Kyrillos bestätigte derweil am Mittwoch in Berlin, dass die Christen im Land verunsichert sind. Die Angst vor einem islamischen Gottesstaat hält Christine Schirrmacher jedoch für überzogen: "Die Muslimbrüder sind sich ja auch untereinander nicht einig, wie die Rolle des Islam genau definiert und im Einzelnen umgesetzt werden soll – auch die sind sich nicht in allen Punkten einig."
Kein Gottesstaat
Kyrillos und Schirrmacher sind sich jedoch in einem Punkt einig: "Die Muslimbrüder sind sicher keine Taliban – ein Gottesstaat nach iranischem Vorbild wird mit den Ägyptern nicht zu machen sein", prognostiziert Schirrmacher, "ein Staat, nach dem Modell der CSU, in dem der christliche – oder in diesem Fall der muslimische – Mensch als Leitbild politischen Handelns gilt, ist bei der derzeitigen Machtkonstellation ebenfalls nicht vermittelbar. Aber die Bandbreite zwischen diesen beiden Polen ist riesig." Den Muslimbrüdern sei nicht daran gelegen, vermeintlichen Ungläubigen die Hände abzuhacken, so Schirrmacher, "das wollen allenfalls die Salafisten." Und Kyrillos ergänzt: "Wenn die neue Regierung der Muslimbrüder alles tut, um die Lebenssituation im Land zu verbessern, wird der Radikalismus keinen Nährboden finden."

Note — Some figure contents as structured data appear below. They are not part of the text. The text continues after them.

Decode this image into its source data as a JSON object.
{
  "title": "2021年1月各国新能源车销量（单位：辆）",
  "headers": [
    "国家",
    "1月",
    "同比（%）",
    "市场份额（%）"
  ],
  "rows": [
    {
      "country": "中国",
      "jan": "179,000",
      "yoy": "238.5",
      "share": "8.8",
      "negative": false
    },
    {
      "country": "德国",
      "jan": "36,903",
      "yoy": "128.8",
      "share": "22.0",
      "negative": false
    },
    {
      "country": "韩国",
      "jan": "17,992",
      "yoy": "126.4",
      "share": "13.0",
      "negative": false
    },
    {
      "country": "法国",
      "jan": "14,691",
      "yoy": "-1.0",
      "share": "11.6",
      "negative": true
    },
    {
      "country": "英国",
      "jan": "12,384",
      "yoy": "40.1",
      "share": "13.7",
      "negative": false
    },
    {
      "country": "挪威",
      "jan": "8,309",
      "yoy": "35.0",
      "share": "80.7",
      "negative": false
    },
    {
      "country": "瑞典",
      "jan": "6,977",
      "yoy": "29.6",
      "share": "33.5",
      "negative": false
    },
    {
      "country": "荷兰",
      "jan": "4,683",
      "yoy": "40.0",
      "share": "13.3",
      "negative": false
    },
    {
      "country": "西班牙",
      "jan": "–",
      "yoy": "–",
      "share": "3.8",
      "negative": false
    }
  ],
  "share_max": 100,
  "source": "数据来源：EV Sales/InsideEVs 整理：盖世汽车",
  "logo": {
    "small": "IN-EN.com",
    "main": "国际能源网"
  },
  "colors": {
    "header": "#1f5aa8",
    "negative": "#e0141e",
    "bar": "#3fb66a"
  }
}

„Ein Gottesstaat nach iranischem Vorbild wird mit den Ägyptern nicht zu machen sein“
Das zweite Problem ist betrifft die Kirchen viel direkter: Oehring bemängelt, dass schon die Übergangsregierung des Militärrats darin versagt habe, die Christen als Bürger des Landes zu schützen – viele hätten Ägypten daraufhin verlassen. Die Zahl der Auswanderer wird auf 100.000 geschätzt. Oehring spekuliert in seinem Text, ob sich das Militär vorsätzlich aus den Konflikten zwischen Christen und Muslimen herausgehalten hat, um die Stimmung zu seinen Gunsten zu beeinflussen – frei nach dem Motto: "Seht her, ohne unseren Schutz geht es nicht." Der Bamberger Erzbischof Schick zeigte sich ebenfalls besorgt: "Es scheint, als gehörten die Christen bislang nicht zu den Profiteuren der neuen Freiheit", so der Vorsitzende der bischöflichen Kommission Weltkirche, "noch in den vergangenen Tagen wurde uns am Entschluss der christlichen Kirchen, sich nicht weiter an der Verfassungsversammlung zu beteiligen, deutlich vor Augen geführt, wie groß die Unsicherheit der Christen in Ägypten geworden ist."
Der zweite Teil dieses Problems ist kirchenintern: Immer mehr Christen verlassen das Hinterland und ziehen nach Kairo und andere Städte des Nildeltas. Die Kirche müsse daher ihre Infrastruktur erweitern – also neue Kirchen, Versammlungsstätten und Krankenhäuser bauen. Das ist kostspielig und aufwendig. Oehring plädiert daher dafür, dass sich die Kirchen untereinander verständigen und insbesondere den Dialog mit den koptisch-orthodoxen Christen suchen.